With Virginia Tech men’s soccer on the rise, Brizendine’s task of maintaining this new level of success will be almost as difficult as getting the Hokies there in the first place. In terms of on-field talent, the Hokies must replace starting forward Marcelo Acuna, a two-year starter with 23 career goals, and starting goal keeper Ben Lundgaard, who started parts of all four seasons in his career. Tech must also replace Drew Ott, who served as a glue guy off the bench.
“Talent-wise, we are doing a good job,” Brizendine said. “But, there are still concerns as far as leadership. Who’s going to lead this group? We’re losing Ben, Collin Verfurth and Marcelo. Captains, guys that are all in, and a 10-member senior class who had the right mentality, were great kids.”
Virginia Tech will rely on several players next season to replace the production from guys like Lundgaard and Acuna. Rory Slevin, Brendan Moyers, Emil Koho and Kristo Strickler figure to play big roles in the midfield in 2018, while Justus Kauppinen and Nico Quashie will attempt to fill the void left by Acuna at forward. Hayden Kickbush, a highly-recruited player who missed the 2017 season, is expected to take over for Lundgaard.
“I think we have enough guys who want to win…that’s what you have to have,” Brizendine said. “You have to have a group that wants to win, and is committed to it.”
In terms of the program, things are on the up. Not only is the on-field success becoming more consistent, the program as a whole is getting to where Brizendine wants it to be. He has continuity with his coaching staff, as long-time assistants Jeff Kinney and Patrick McSorely and goalkeeper coach Ryan Hulings will all return in 2018. Tech’s players turned in a collective GPA over 3.0 this fall, and the Hokies are finding more success on the recruiting trail.

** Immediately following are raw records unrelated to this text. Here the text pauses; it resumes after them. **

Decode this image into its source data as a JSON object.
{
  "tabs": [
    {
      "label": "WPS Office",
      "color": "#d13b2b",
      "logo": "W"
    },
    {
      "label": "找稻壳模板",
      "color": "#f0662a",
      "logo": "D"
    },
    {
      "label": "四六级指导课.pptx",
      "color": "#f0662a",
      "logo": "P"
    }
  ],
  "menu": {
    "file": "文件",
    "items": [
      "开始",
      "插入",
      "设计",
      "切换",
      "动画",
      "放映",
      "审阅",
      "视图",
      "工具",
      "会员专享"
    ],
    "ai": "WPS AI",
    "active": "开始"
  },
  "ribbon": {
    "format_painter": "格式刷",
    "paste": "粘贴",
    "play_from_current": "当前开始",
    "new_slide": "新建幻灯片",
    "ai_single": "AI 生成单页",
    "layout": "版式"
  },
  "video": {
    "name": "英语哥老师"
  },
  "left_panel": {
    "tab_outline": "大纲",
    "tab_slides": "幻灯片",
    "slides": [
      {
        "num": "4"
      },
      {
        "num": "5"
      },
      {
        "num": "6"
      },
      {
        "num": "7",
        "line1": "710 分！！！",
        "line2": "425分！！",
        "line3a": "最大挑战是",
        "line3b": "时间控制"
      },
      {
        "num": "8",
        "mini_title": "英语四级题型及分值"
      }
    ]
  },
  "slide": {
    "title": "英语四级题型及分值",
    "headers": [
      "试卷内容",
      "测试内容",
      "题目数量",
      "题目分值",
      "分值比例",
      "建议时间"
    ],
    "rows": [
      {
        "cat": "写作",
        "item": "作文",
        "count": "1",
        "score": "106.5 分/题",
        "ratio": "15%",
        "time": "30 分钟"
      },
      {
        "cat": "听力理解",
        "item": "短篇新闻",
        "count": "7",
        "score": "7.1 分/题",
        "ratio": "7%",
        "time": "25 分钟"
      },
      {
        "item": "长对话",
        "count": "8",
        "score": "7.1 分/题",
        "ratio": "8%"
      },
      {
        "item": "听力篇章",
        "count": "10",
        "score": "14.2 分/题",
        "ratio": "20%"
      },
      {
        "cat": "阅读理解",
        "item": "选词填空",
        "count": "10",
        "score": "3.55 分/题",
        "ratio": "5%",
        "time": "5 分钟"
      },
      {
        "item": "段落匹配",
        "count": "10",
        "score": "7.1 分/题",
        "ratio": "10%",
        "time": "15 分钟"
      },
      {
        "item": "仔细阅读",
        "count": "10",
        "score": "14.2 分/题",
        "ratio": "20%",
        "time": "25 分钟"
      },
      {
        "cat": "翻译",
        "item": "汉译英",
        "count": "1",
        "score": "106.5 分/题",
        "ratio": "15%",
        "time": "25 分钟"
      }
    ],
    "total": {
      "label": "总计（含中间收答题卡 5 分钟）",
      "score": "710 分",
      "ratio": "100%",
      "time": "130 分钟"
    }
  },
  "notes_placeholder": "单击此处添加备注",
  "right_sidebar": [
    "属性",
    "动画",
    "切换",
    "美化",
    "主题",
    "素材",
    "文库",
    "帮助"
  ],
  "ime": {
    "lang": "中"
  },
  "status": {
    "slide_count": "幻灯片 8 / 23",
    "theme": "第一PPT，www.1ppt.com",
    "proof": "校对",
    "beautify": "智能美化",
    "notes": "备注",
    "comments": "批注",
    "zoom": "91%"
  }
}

Reinforcements are on the way for the program, as Tech will get two facilities upgrades over the next couple of years. The Rector Field House renovation, which is slated to be finished this year, will include brand new game locker rooms for men’s and women’s soccer. The future student athlete performance center on the fourth floor of Jamerson Athletic Center will help all of Tech’s programs, and will give Brizendine another stop on his tour for prospects.
“I like driving people around, saying, ‘Look at this. Look how awesome this is,’” Brizendine said. “I want all of our facilities to be awesome, because when we walk people around, every time we make a pit stop at softball, baseball, indoor track, I want everybody to be like, ‘Goodness, this is the best thing I’ve ever seen. Goodness, it doesn’t stop. The Indoor, we can play games here, wow.’ I want to blow their socks off with everything. And the reality is, what aren’t we blowing peoples’ socks off with?
“I think we’re in a good spot, really. I think we have consistency over all aspects of our program. So when I look and gauge things, I’m pleased with where it is.”